Could she have repressed it? Ah no! a very outcast in shame, in misery, in misfortune—no matter had it been so—the loving mother's heart would still have been open, as her arms, to receive her child; but in Tara's renewed life, as it were, in joy and in honour, what signified the temporary impurity of contact with one only impure by the hard rules of their sect? Anunda trembled very much, and scarcely knew how she got out of the litter; but as she emerged, a figure she could hardly see for the tears which blurred her sight, and which seemed to swim before her, bowed down and kissed her feet, was raised up, and, failing on her neck, wept aloud. Then it was strained to her heart with a face buried in her bosom which dare not look up, till her father and Radha entered, and Tara, prostrating herself before him, clung to his knees sobbing. With him, too, some scruple about touching her had remained; but his emotion on sight of her could not be resisted, and he raised her up and blessed her as of old. I do not think any of them could speak, and if they did say anything, it was not intelligible enough to be recorded, and is better imagined.
Then Anunda sat down, for she was very dizzy: and Tara saw the loving arms stretched out, and went and lay down in them on the soft bosom in her old place, and hid her face there, and felt her mother's tears fall hot and fast upon it, while her own were wiped away by the dear bands that had often wiped them before. By-and-by she looked up, and her mother saw in the clear soft eye, in the ineffable expression of her countenance, that all trouble and anxiety was past. No more excitement now, false and mocking, even though sustained by religious fervour; and the peaceful calm which had grown upon the face since her recovery, was a new expression to her mother, which she felt could not change again.
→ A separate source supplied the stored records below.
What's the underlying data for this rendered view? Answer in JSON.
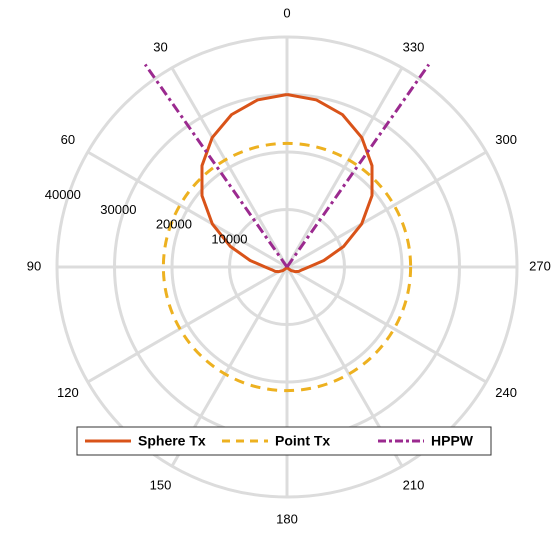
{
  "chart_data": {
    "type": "polar-line",
    "theta_direction": "counterclockwise",
    "theta_zero_location": "top",
    "theta_ticks": [
      0,
      30,
      60,
      90,
      120,
      150,
      180,
      210,
      240,
      270,
      300,
      330
    ],
    "theta_tick_labels": [
      "0",
      "30",
      "60",
      "90",
      "120",
      "150",
      "180",
      "210",
      "240",
      "270",
      "300",
      "330"
    ],
    "r_ticks": [
      10000,
      20000,
      30000,
      40000
    ],
    "r_tick_labels": [
      "10000",
      "20000",
      "30000",
      "40000"
    ],
    "rlim": [
      0,
      40000
    ],
    "r_label_angle": 75,
    "grid": true,
    "legend": {
      "position": "bottom",
      "orientation": "horizontal"
    },
    "series": [
      {
        "name": "Sphere Tx",
        "color": "#d95319",
        "style": "solid",
        "points": [
          {
            "theta": 0,
            "r": 30000
          },
          {
            "theta": 10,
            "r": 29500
          },
          {
            "theta": 20,
            "r": 28200
          },
          {
            "theta": 30,
            "r": 26000
          },
          {
            "theta": 40,
            "r": 23000
          },
          {
            "theta": 50,
            "r": 19300
          },
          {
            "theta": 60,
            "r": 15000
          },
          {
            "theta": 70,
            "r": 10500
          },
          {
            "theta": 80,
            "r": 6500
          },
          {
            "theta": 90,
            "r": 3800
          },
          {
            "theta": 100,
            "r": 2700
          },
          {
            "theta": 110,
            "r": 2200
          },
          {
            "theta": 120,
            "r": 1600
          },
          {
            "theta": 130,
            "r": 1000
          },
          {
            "theta": 140,
            "r": 400
          },
          {
            "theta": 150,
            "r": 0
          },
          {
            "theta": 210,
            "r": 0
          },
          {
            "theta": 220,
            "r": 400
          },
          {
            "theta": 230,
            "r": 1000
          },
          {
            "theta": 240,
            "r": 1600
          },
          {
            "theta": 250,
            "r": 2200
          },
          {
            "theta": 260,
            "r": 2700
          },
          {
            "theta": 270,
            "r": 3800
          },
          {
            "theta": 280,
            "r": 6500
          },
          {
            "theta": 290,
            "r": 10500
          },
          {
            "theta": 300,
            "r": 15000
          },
          {
            "theta": 310,
            "r": 19300
          },
          {
            "theta": 320,
            "r": 23000
          },
          {
            "theta": 330,
            "r": 26000
          },
          {
            "theta": 340,
            "r": 28200
          },
          {
            "theta": 350,
            "r": 29500
          },
          {
            "theta": 360,
            "r": 30000
          }
        ]
      },
      {
        "name": "Point Tx",
        "color": "#edb120",
        "style": "dashed",
        "constant_r": 21500,
        "theta_range": [
          0,
          360
        ]
      },
      {
        "name": "HPPW",
        "color": "#9b2a8f",
        "style": "dashdot",
        "segments": [
          [
            {
              "theta": 0,
              "r": 0
            },
            {
              "theta": 35,
              "r": 43000
            }
          ],
          [
            {
              "theta": 0,
              "r": 0
            },
            {
              "theta": 325,
              "r": 43000
            }
          ]
        ]
      }
    ]
  }
}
Then Lurlee came with Zyna presently, when the Shastree had been sent away, and, putting Tara aside, Anunda arose and bowed before her, kissing her feet, and embracing her knees. "She is thy child now, lady," she said; "take a mother's thanks and gratitude for her honour and her life. In our simple Hindu fashion, we know no other salutation, else it would be given."
"Nay, not to me, but to Alla, who hath preserved her—not we," replied Lurlee. "Noble ye are, though of another faith. Let us embrace as sisters, to whom our mutual God hath given one daughter."
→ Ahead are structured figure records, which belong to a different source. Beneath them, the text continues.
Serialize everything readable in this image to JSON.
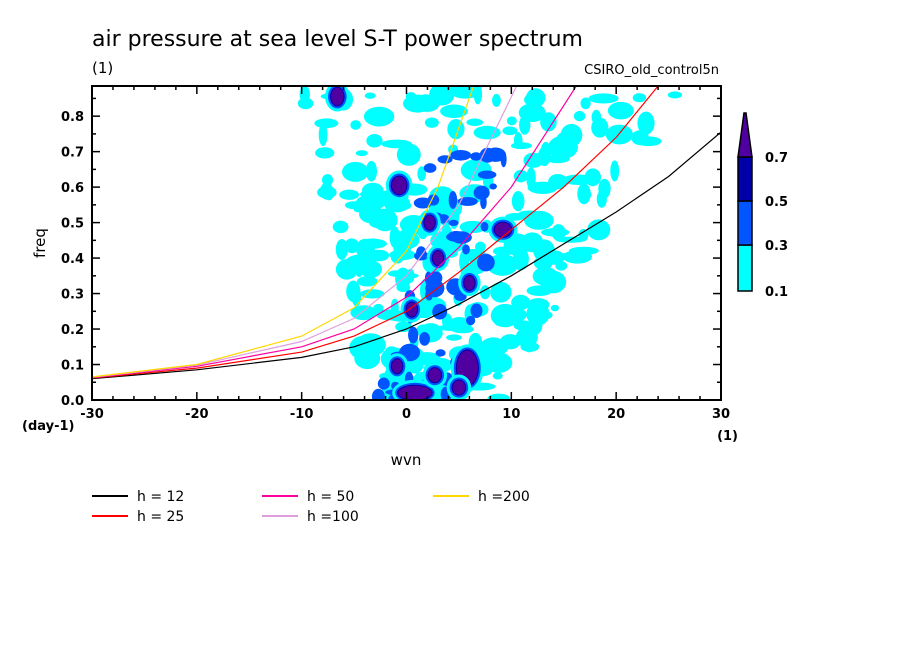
{
  "chart_data": {
    "type": "heatmap",
    "title": "air pressure at sea level S-T power spectrum",
    "subtitle": "(1)",
    "run_label": "CSIRO_old_control5n",
    "xlabel": "wvn",
    "xunit": "(1)",
    "ylabel": "freq",
    "yunit": "(day-1)",
    "xlim": [
      -30,
      30
    ],
    "ylim": [
      0,
      0.885
    ],
    "x_ticks": [
      -30,
      -20,
      -10,
      0,
      10,
      20,
      30
    ],
    "x_tick_labels": [
      "-30",
      "-20",
      "-10",
      "0",
      "10",
      "20",
      "30"
    ],
    "y_ticks": [
      0.0,
      0.1,
      0.2,
      0.3,
      0.4,
      0.5,
      0.6,
      0.7,
      0.8
    ],
    "y_tick_labels": [
      "0.0",
      "0.1",
      "0.2",
      "0.3",
      "0.4",
      "0.5",
      "0.6",
      "0.7",
      "0.8"
    ],
    "colorbar": {
      "levels": [
        0.1,
        0.3,
        0.5,
        0.7
      ],
      "level_labels": [
        "0.1",
        "0.3",
        "0.5",
        "0.7"
      ],
      "colors": [
        "#00ffff",
        "#0055ff",
        "#0000a8",
        "#5000a0"
      ],
      "extend": "max"
    },
    "contour_blobs": [
      {
        "x": 5.8,
        "y": 0.09,
        "rx": 1.0,
        "ry": 0.05,
        "level": 3
      },
      {
        "x": 0.8,
        "y": 0.02,
        "rx": 1.6,
        "ry": 0.02,
        "level": 3
      },
      {
        "x": 5.0,
        "y": 0.035,
        "rx": 0.6,
        "ry": 0.02,
        "level": 3
      },
      {
        "x": 2.7,
        "y": 0.07,
        "rx": 0.6,
        "ry": 0.02,
        "level": 3
      },
      {
        "x": -0.9,
        "y": 0.095,
        "rx": 0.5,
        "ry": 0.02,
        "level": 3
      },
      {
        "x": -0.7,
        "y": 0.605,
        "rx": 0.7,
        "ry": 0.025,
        "level": 3
      },
      {
        "x": -6.6,
        "y": 0.855,
        "rx": 0.6,
        "ry": 0.025,
        "level": 3
      },
      {
        "x": 0.5,
        "y": 0.255,
        "rx": 0.5,
        "ry": 0.02,
        "level": 3
      },
      {
        "x": 3.0,
        "y": 0.4,
        "rx": 0.5,
        "ry": 0.02,
        "level": 3
      },
      {
        "x": 6.0,
        "y": 0.33,
        "rx": 0.5,
        "ry": 0.02,
        "level": 3
      },
      {
        "x": 2.2,
        "y": 0.5,
        "rx": 0.5,
        "ry": 0.02,
        "level": 3
      },
      {
        "x": 9.2,
        "y": 0.48,
        "rx": 0.8,
        "ry": 0.02,
        "level": 3
      }
    ],
    "series": [
      {
        "name": "h = 12",
        "color": "#000000",
        "x": [
          -30,
          -20,
          -10,
          -5,
          0,
          5,
          10,
          15,
          20,
          25,
          30
        ],
        "y": [
          0.06,
          0.085,
          0.12,
          0.15,
          0.2,
          0.27,
          0.35,
          0.44,
          0.53,
          0.63,
          0.755
        ]
      },
      {
        "name": "h = 25",
        "color": "#ff0000",
        "x": [
          -30,
          -20,
          -10,
          -5,
          0,
          5,
          10,
          15,
          20,
          24
        ],
        "y": [
          0.062,
          0.09,
          0.135,
          0.18,
          0.25,
          0.36,
          0.48,
          0.6,
          0.74,
          0.885
        ]
      },
      {
        "name": "h = 50",
        "color": "#ff00a0",
        "x": [
          -30,
          -20,
          -10,
          -5,
          0,
          5,
          10,
          16.2
        ],
        "y": [
          0.063,
          0.095,
          0.15,
          0.2,
          0.29,
          0.43,
          0.6,
          0.885
        ]
      },
      {
        "name": "h =100",
        "color": "#dda0dd",
        "x": [
          -30,
          -20,
          -10,
          -5,
          0,
          5,
          10.5
        ],
        "y": [
          0.064,
          0.098,
          0.165,
          0.23,
          0.35,
          0.55,
          0.885
        ]
      },
      {
        "name": "h =200",
        "color": "#ffd700",
        "x": [
          -30,
          -20,
          -10,
          -5,
          0,
          3,
          6.4
        ],
        "y": [
          0.065,
          0.1,
          0.18,
          0.26,
          0.42,
          0.6,
          0.885
        ]
      }
    ],
    "legend": {
      "placement": "bottom",
      "entries": [
        {
          "label": "h = 12",
          "color": "#000000"
        },
        {
          "label": "h = 25",
          "color": "#ff0000"
        },
        {
          "label": "h = 50",
          "color": "#ff00a0"
        },
        {
          "label": "h =100",
          "color": "#dda0dd"
        },
        {
          "label": "h =200",
          "color": "#ffd700"
        }
      ]
    }
  }
}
"It must be done, sooner or later," said Anunda to herself, as she withdrew from Lurlee's arms, "and better at once. Come hither, Tara: see how soon I give thee away, my child, after I have recovered thee. Wilt thou forgive me? Take her, lady," she continued, putting Tara into Lurlee's arms; "thou art more her mother now, than I. She hath been born to thee in a new life; be it as thou wilt unto her."
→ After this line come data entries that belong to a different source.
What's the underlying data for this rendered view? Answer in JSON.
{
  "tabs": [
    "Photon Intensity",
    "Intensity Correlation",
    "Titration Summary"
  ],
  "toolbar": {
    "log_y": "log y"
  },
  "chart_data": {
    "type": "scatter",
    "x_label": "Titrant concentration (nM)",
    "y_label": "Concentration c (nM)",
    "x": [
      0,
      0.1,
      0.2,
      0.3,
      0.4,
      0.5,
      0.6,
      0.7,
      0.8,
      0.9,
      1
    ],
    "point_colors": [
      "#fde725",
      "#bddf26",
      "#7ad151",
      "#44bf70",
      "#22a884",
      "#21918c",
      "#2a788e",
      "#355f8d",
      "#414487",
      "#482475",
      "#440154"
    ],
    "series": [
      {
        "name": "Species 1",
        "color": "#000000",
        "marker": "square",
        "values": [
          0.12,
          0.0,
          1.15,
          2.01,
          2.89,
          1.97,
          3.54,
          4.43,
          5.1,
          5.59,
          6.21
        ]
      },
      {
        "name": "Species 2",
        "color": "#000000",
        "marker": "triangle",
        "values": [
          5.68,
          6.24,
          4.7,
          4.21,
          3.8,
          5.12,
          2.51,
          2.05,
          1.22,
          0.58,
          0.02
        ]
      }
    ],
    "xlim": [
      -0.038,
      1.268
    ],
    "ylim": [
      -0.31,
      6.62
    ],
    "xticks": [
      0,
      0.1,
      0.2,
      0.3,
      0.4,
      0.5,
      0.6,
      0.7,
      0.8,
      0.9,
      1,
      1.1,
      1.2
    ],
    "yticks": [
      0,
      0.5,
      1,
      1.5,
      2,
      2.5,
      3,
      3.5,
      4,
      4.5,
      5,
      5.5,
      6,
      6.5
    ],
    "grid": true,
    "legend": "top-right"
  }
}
"I take her," replied Lurlee, "as she is given, freely and truly. I had no child, lady, and often had prayed for one, and Alla and the Prophet gave her to me long ago, before all this misery, and when my lord lived, who would have rejoiced with us to see this day had he been spared. Yes, believing you dead, we took her to be our child, he and I. Now you have given her to me, and the gift is precious and is accepted: but I will not take it yet; we are proceeding home, and you will come with us,—we will travel together. When we arrive, I will receive her; till then, let her remain with you; as yet she is pure from us——"
"Yes, mother, I am pure, I have transgressed nothing," said Tara gently. "I know," she continued, interrupting Anunda, "I am not as before; but you can give me what I need till—till ... and there is no help for it now." Anunda and the Shastree did not object, and so it was settled among them.
How much they had to learn of each other's acts! Nor was it till Tara told all, and they understood what the infamy of Moro Trimmul's conduct had been, that they felt the true honour of Fazil's character, or the deep loving kindness of the lady Lurlee and his sister. A grateful subject was this, now that she could speak unreservedly with Radha and her mother, and Tara had to repeat her tale again and again to willing ears. Sometimes her father, too, listened wonderingly; and there was no part of it upon which he dwelt with more pride, even to rapture, than Tara's simple relation of the ordeal, and her devotion of herself to a cruel death rather than to dishonour.
"A true Brahmun thou," he would say, passing his hand over her head as she read him the old lessons, "and thou wilt not forget these, nor the Mother. If thou hadst failed, even to death, she had not released thee from thy vow. As it is, see, she would not be denied a life! He used to scoff at her, and she drank his blood—not thine, my faithful child, not thine—and gave thee a new life, which will be happy. Yes, the Khánum's skill in astrology is good, for my own calculations confirm her results, and, comparing his scheme of nativity with thine, Tara, there is no discordance." But, nevertheless, the fact of Fazil's being born a Moslem and Tara a Hindu, often puzzled Vyas Shastree more than his science could explain, or than he cared to acknowledge.